My horse suddenly decided that she would rather have me dead than alive. After I had to fight for twenty minutes with her to get the bridle on, I was happily riding her, when she began to throw one of her little temper tantrums, which consists of minor rearing, head shaking, and backing up. Normally, she will settle down, and we will go on our merry way. Well, she decided to take her tantrum a little farther. She went up for a rear, and miscalculated, and ended up falling over backwards, with me on her. I remember her struggling for balance, and I was staying on to try and encourage her to put her feet down, then I remember trying to just slip off and land on me feet, and then, I remember watching her come about two inches from landing on me, then stepping on me. Having been around horses a lot, I have learned that when you fall off, you roll away. Had I not moved, I would have been stepped on. As it was, both Leslie and Jake thought I had been stepped on, because it was so close.
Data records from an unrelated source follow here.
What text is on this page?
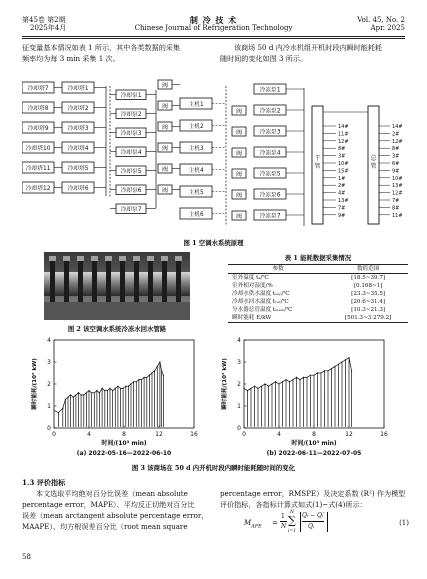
第45卷 第2期
2025年4月
制 冷 技 术
Chinese Journal of Refrigeration Technology
Vol. 45, No. 2
Apr. 2025
征变量基本情况如表 1 所示，其中各类数据的采集
频率均为每 3 min 采集 1 次。
该商场 50 d 内冷水机组开机时段内瞬时能耗耗
随时间的变化如图 3 所示。
冷却塔7
冷却塔8
冷却塔9
冷却塔10
冷却塔11
冷却塔12
冷却塔1
冷却塔2
冷却塔3
冷却塔4
冷却塔5
冷却塔6
冷却泵1
冷却泵2
冷却泵3
冷却泵4
冷却泵5
冷却泵6
冷却泵7
阀
阀
阀
阀
阀
阀
主机1
主机2
主机3
主机4
主机5
主机6
阀
阀
阀
阀
阀
阀
冷冻泵1
冷冻泵2
冷冻泵3
冷冻泵4
冷冻泵5
冷冻泵6
冷冻泵7
干
管
总
管
14#
11#
12#
8#
3#
10#
15#
1#
2#
4#
13#
7#
9#
14#
2#
12#
8#
3#
6#
9#
10#
13#
12#
7#
8#
11#
图 1 空调水系统原理
图 2 该空调水系统冷冻水回水管路
表 1 能耗数据采集情况
参数	数值范围
室外温度 tₐ/℃	[18.5~39.7]
室外相对湿度/%	[0.168~1]
冷却水供水温度 tₛᵤₚ/℃	[23.3~35.5]
冷却水回水温度 tᵣₑₜ/℃	[20.6~31.4]
分水器总管温度 tₘₐᵢₙ/℃	[10.3~21.3]
瞬时能耗 E/kW	[501.3~3 279.2]
0	4	8	12	16
0
1
2
3
4
时间/(10³ min)
瞬时能耗/(10³ kW)
(a) 2022-05-16—2022-06-10
0	4	8	12	16
0
1
2
3
4
时间/(10³ min)
瞬时能耗/(10³ kW)
(b) 2022-06-11—2022-07-05
图 3 该商场在 50 d 内开机时段内瞬时能耗随时间的变化
1.3 评价指标
本文选取平均绝对百分比误差（mean absolute
percentage error，MAPE）、平均反正切绝对百分比
误差（mean arctangent absolute percentage error，
MAAPE）、均方根误差百分比（root mean square
percentage error，RMSPE）及决定系数 (R²) 作为模型
评价指标，各指标计算式如式(1)~式(4)所示：
$M_{APE}$ =
1
N
N
∑
i=1
Qᵢ − Qᵢ′
Qᵢ	(1)
58
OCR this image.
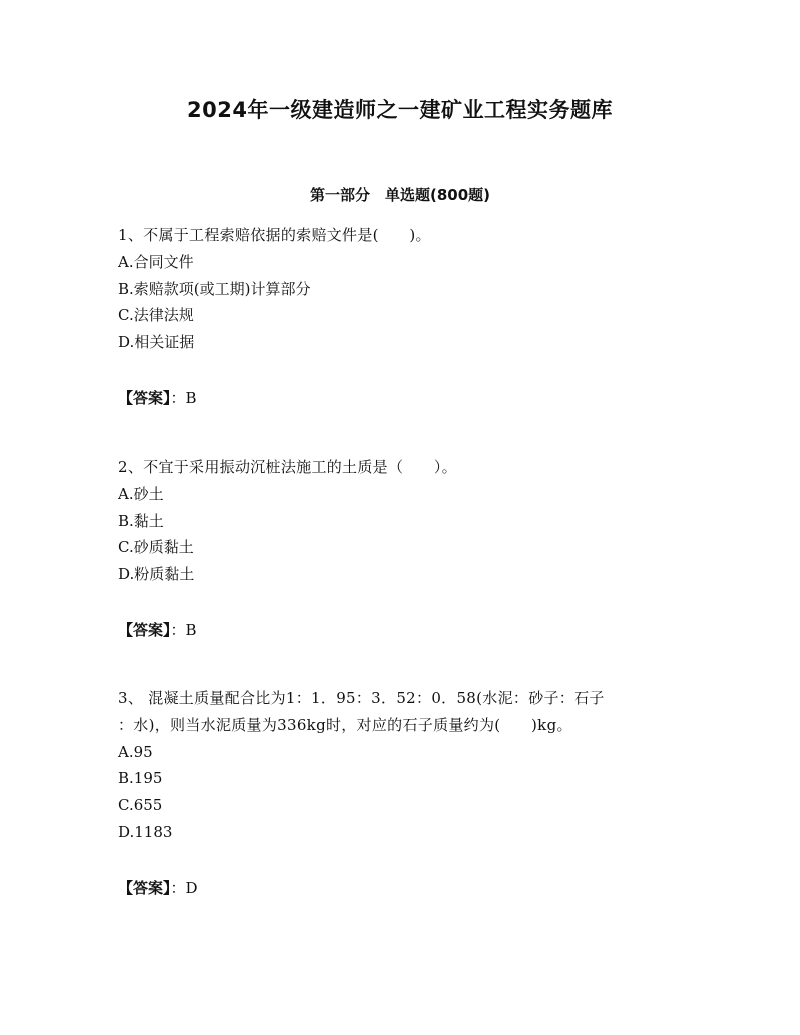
2024年一级建造师之一建矿业工程实务题库
第一部分　单选题(800题)
1、不属于工程索赔依据的索赔文件是(　　)。
A.合同文件
B.索赔款项(或工期)计算部分
C.法律法规
D.相关证据
【答案】：B
2、不宜于采用振动沉桩法施工的土质是（　　）。
A.砂土
B.黏土
C.砂质黏土
D.粉质黏土
【答案】：B
3、 混凝土质量配合比为1：1．95：3．52：0．58(水泥：砂子：石子
：水)，则当水泥质量为336kg时，对应的石子质量约为(　　)kg。
A.95
B.195
C.655
D.1183
【答案】：D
Elisa then decides to run away from us, straight toward a major highway. There is a six acre plot across the street from Leslie's, then there is the highway. Well, we caught Elisa at the very end of that six acre lot. I have never wanted to kill that horse so bad in my life. We were chasing her through briars taller than me, and my ankel is killing me from the fall. After that little escapade, Elisa was lunged until she was too tired to walk... okay, so it was actually until I was too tired to walk. I think she understands that I was mad though. I need to get over there and work her more often.